By David Hodari and Amrith Ramkumar
Copper prices fell for the fourth straight session Friday, as swelling inventories put the base metal on track for its lowest close since mid-December.
Copper for March delivery declined 0.9% to $3.0540 a pound on the Comex division of the New York Mercantile Exchange. Prices are about 7% off their four-year highs from late December and have been hit hard this week, with stocks and other risk assets around the world falling and inventories rising around the world.
Copper's price weakness came from building stocks in London Metal Exchange-licensed warehouses, some analysts said. LME inventories are up 22% so far this week, at their highest level since September 2016, according to Alastair Munro, a broker at Marex Spectron.
The industrial metal's recent declines have come as stocks around the world have had their worst week in years. Some investors have said the stock-market volatility could be affecting appetite for riskier assets like commodities. On Tuesday and Friday, the days following more than 1,000-point declines for the Dow Jones Industrial Average, base metals have also fallen.
"We are seeing the same pattern play out this time around as well, although not with the same intensity as what we saw earlier in the week, " said Edward Meir, a strategist at INTL FCStone, in a note to clients.
Oil prices have also tumbled this week, weighing on copper because many investors trade the two commodities in a single basket. U.S. crude was down 1.4% Friday, bringing this week's losses to nearly 8%.
Investors will be keeping an eye on economic data out of China moving forward, as the country is the world's largest consumer of industrial metals. Some analysts expect trading activity to pick up after the Chinese Lunar New Year holiday late next week.

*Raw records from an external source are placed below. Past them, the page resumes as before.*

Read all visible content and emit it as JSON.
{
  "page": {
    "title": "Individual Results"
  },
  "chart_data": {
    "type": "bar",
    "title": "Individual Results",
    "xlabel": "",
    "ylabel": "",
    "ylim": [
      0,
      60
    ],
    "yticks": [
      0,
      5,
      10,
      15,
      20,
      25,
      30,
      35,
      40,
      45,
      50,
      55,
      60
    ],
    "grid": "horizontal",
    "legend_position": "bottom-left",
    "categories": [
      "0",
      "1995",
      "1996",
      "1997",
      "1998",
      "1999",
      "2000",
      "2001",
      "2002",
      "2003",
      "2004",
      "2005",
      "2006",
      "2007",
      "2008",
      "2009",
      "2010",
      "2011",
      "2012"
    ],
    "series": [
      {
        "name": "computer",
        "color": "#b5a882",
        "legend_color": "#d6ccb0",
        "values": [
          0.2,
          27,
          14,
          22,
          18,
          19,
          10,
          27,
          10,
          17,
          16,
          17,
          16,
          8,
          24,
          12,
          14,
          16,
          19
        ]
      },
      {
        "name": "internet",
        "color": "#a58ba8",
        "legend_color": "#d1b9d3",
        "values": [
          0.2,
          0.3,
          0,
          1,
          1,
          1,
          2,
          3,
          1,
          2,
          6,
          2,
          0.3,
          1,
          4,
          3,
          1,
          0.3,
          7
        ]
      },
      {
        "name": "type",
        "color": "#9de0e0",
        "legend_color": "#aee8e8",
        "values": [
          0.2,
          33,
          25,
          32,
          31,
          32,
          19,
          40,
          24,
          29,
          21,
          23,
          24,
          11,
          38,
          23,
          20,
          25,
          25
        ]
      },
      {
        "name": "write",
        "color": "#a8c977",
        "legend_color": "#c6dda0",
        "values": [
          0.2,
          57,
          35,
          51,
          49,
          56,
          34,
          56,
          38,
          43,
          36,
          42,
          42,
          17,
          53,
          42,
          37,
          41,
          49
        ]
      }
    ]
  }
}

Some investors still see robust global economic growth and the possibility of supply disruptions, with mining labor contracts up for renegotiation, supporting copper prices moving forward.
Among precious metals, gold for April delivery fell 0.3% to $1,315.30 a troy ounce and was on track for a fifth day of declines in the last six sessions. The dollar rebounding from multiyear lows has weighed on the precious metal by making it and other commodities more expensive for overseas buyers.
On Friday, the WSJ Dollar Index, which tracks the U.S. currency against a basket of 16 others, was little changed.
Some analysts have said concerns about how higher interest rates will impact gold prices have also hurt the precious metal, which struggles to compete with yield-bearing assets like Treasurys as borrowing costs rise.